Lowering the C5
I purchased the rear lowering bolts from Andy at AAEngines. These replacement bolts allow you to lower the rear of the C5 much more than just adjusting the stock bolts.

Installing these in the rear was actually quite simple, it was the front that posed the greatest problem. When you lift the C5 and remove the front wheels, you see the bolts that rest against the A arms and go up through the leaf. To lower the front, you turn the nuts counter clockwise bringing the A arm closer to the leaf spring.

After adjusting the bolts as far as they would go, I put the wheels back on and rolled the car out of the garage. Now the back is sitting good, with about 2 inches between the tire and fender well. The front is a different story. After adjusting the front bolts, it lowered the car about a 1/2 inch. So, needless to say I will be taking those front leaf spring bolts out altogether.

I will re-evaluate the height of the rear after re-lowering the front. Most likely, the rear will need to be raised to level out with the front.

The ride with the C5 lowered is not very good at all. After having a chance to take a look at the Z51 shocks, all I can say is "Yuck!". GM really needs to get its act together and quit using such garbage. Thanks to Sam at LAPD, I have a set of Bilstein Sport shocks on the way!

I had some problems with my old camera, so there are not too many pictures yet (went out and bought a Kodak DC-280) but since I have a new digital camera, there will be quite a few pictures to follow.

This first picture shows the rear A arm and leaf spring.  The new AA engines bolt is installed.


Picture 1 shows the front after lowering.  Picture 2 shows the rear after lowering


The first picture here shows the C5 before lowering.  The second shows the C5 after lowering.  Much more aggressive looking!


Today I installed my new Bilstein Sport shocks and since the A arms needed to be partially removed, it was a good opportunity to remove the front torsion bar bolts.

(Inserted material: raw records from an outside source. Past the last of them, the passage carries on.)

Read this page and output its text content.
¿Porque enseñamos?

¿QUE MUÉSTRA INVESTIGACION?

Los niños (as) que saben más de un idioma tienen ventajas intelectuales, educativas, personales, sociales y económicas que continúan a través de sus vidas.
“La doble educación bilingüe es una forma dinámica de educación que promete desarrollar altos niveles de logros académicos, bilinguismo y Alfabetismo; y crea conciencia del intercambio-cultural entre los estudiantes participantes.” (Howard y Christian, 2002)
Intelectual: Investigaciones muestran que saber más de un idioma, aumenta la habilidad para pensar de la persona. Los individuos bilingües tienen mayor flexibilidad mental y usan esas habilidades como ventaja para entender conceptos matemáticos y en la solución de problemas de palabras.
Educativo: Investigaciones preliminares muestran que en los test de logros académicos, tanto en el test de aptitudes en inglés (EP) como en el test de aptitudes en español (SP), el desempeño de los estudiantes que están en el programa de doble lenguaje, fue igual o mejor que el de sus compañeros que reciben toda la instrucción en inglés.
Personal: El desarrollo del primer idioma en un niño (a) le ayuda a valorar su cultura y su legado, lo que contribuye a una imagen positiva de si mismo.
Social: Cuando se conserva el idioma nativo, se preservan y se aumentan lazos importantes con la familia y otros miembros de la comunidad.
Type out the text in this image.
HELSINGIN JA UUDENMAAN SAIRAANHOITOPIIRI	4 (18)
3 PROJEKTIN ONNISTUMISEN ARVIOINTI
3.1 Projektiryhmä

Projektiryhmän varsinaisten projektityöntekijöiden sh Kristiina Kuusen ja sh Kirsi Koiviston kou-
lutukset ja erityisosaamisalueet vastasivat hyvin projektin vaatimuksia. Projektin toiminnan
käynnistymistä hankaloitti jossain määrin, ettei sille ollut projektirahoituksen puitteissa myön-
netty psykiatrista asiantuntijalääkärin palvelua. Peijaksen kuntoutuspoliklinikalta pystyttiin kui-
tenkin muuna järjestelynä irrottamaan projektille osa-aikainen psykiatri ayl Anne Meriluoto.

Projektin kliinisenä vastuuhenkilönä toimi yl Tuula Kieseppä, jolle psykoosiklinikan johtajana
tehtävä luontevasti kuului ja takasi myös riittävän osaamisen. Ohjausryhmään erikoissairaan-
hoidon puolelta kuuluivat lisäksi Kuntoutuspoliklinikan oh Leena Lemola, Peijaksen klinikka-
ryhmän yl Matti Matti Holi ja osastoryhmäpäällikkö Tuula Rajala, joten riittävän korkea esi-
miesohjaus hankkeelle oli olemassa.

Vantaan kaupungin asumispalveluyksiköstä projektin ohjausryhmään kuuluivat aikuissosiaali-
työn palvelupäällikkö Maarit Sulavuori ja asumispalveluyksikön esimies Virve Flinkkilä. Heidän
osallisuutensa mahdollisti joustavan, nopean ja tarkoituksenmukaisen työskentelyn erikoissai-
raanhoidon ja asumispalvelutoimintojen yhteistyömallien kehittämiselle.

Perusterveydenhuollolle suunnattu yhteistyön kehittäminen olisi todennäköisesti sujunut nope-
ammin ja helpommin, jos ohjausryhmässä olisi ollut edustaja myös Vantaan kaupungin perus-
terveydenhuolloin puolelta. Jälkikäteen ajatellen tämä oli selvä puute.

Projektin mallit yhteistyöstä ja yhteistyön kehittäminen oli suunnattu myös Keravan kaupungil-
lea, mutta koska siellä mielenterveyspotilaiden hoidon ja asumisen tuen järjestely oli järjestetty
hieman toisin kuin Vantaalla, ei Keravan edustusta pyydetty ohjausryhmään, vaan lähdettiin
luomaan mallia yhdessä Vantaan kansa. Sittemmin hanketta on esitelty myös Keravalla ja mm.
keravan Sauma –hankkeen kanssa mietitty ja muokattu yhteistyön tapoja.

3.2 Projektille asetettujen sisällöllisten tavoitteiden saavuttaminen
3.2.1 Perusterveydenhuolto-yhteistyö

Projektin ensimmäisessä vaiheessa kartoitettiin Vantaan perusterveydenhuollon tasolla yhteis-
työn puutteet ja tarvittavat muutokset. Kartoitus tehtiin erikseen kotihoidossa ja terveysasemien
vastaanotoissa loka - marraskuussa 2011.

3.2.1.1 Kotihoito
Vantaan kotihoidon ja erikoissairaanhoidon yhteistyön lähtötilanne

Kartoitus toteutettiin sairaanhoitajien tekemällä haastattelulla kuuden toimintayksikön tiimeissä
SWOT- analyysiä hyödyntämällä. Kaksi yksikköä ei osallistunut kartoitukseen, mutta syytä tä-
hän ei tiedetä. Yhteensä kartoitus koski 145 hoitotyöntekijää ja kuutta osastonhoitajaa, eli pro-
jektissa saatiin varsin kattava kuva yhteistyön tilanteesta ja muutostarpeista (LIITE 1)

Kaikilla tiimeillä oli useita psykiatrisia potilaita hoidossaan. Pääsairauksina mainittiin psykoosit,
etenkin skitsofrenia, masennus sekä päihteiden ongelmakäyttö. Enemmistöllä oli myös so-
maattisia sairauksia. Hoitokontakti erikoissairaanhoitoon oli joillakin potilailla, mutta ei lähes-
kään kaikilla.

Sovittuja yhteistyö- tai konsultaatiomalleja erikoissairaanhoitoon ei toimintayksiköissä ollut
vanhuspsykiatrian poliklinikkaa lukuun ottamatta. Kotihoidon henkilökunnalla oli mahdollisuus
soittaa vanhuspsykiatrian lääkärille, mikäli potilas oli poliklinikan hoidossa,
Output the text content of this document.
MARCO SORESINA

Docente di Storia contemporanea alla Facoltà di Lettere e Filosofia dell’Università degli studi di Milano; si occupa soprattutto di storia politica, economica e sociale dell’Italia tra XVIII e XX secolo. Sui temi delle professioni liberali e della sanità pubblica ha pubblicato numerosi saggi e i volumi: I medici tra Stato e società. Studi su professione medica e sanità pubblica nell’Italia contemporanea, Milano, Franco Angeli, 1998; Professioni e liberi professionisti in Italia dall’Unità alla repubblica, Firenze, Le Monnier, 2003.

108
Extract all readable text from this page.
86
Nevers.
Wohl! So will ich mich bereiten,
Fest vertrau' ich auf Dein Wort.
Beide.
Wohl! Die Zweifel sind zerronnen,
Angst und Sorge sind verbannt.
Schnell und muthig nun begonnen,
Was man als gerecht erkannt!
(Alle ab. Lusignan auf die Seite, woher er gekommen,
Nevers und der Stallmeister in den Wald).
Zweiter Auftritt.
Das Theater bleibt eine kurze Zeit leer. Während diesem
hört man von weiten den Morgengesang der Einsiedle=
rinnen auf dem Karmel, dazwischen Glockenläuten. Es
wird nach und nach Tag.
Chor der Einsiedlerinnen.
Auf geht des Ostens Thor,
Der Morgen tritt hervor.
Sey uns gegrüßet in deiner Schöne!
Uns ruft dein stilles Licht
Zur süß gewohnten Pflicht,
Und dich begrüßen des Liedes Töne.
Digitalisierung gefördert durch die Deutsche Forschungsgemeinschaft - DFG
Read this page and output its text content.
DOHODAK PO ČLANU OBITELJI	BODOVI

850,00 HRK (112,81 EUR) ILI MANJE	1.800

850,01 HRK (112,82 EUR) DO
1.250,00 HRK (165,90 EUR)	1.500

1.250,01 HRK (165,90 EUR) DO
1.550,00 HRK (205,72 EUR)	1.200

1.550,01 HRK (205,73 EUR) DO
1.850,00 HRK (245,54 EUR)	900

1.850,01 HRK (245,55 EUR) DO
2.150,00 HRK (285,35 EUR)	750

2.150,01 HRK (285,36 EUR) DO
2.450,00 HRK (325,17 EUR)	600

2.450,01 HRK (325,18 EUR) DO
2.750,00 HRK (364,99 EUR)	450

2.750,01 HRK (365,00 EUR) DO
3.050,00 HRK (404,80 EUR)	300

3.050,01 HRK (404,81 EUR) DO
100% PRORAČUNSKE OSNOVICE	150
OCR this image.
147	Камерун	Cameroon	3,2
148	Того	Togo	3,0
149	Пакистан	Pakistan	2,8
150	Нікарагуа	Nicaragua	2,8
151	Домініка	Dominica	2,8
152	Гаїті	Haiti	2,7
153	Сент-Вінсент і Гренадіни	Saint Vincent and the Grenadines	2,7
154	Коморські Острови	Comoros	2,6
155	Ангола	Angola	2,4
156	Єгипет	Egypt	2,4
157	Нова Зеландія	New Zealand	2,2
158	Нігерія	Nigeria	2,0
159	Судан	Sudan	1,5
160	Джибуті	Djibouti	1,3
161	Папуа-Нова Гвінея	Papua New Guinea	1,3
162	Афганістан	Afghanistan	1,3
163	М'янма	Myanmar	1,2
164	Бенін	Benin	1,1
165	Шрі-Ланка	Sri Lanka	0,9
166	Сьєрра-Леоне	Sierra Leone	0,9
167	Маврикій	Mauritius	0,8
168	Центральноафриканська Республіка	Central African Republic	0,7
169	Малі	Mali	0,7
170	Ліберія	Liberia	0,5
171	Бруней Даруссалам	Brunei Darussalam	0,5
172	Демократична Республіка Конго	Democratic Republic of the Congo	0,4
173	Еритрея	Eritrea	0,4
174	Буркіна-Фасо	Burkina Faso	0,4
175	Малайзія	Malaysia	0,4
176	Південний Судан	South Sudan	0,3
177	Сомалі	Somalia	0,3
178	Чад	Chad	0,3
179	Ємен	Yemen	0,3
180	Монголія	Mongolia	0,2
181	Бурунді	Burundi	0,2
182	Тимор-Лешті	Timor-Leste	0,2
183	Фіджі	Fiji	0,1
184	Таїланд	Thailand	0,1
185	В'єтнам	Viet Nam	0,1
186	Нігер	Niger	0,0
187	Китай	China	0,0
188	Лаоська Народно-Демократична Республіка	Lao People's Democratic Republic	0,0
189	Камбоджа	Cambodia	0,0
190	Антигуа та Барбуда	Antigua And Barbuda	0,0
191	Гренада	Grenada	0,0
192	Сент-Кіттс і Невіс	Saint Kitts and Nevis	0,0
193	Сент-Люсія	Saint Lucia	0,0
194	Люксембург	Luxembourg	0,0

After the A arm was loosened and moved out of the way, I was able to remove the retaining clip from the top of the bolt and back it out counter clockwise.  With no weight on the torsion bar, this bolt backed out very easy.  Pictures 1,2 & 3 show the bolt tightened down all the way (that's what I did to lower the front in the earlier pictures) picture two shows the bolt almost backed out completely.  Picture three shows the bolt gone!

To prevent the torsion bar from rubbing directly against the bottom A arm, I inserted a folded piece of rubber.  Picture one shows the rubber coupler before compression, picture two shows the installation of the Bilstein Sport shock and picture three shows the rubber coupler compressed.  No squeaks or rattles so I guess it was a good idea to use the rubber pieces.

This first picture was used above, and it shows the rear as it is now and the front with just the bolts loosened as far as they would go.  The second picture shows how the front sits, now that the torsion bolts have been removed.  It looks soooo much better!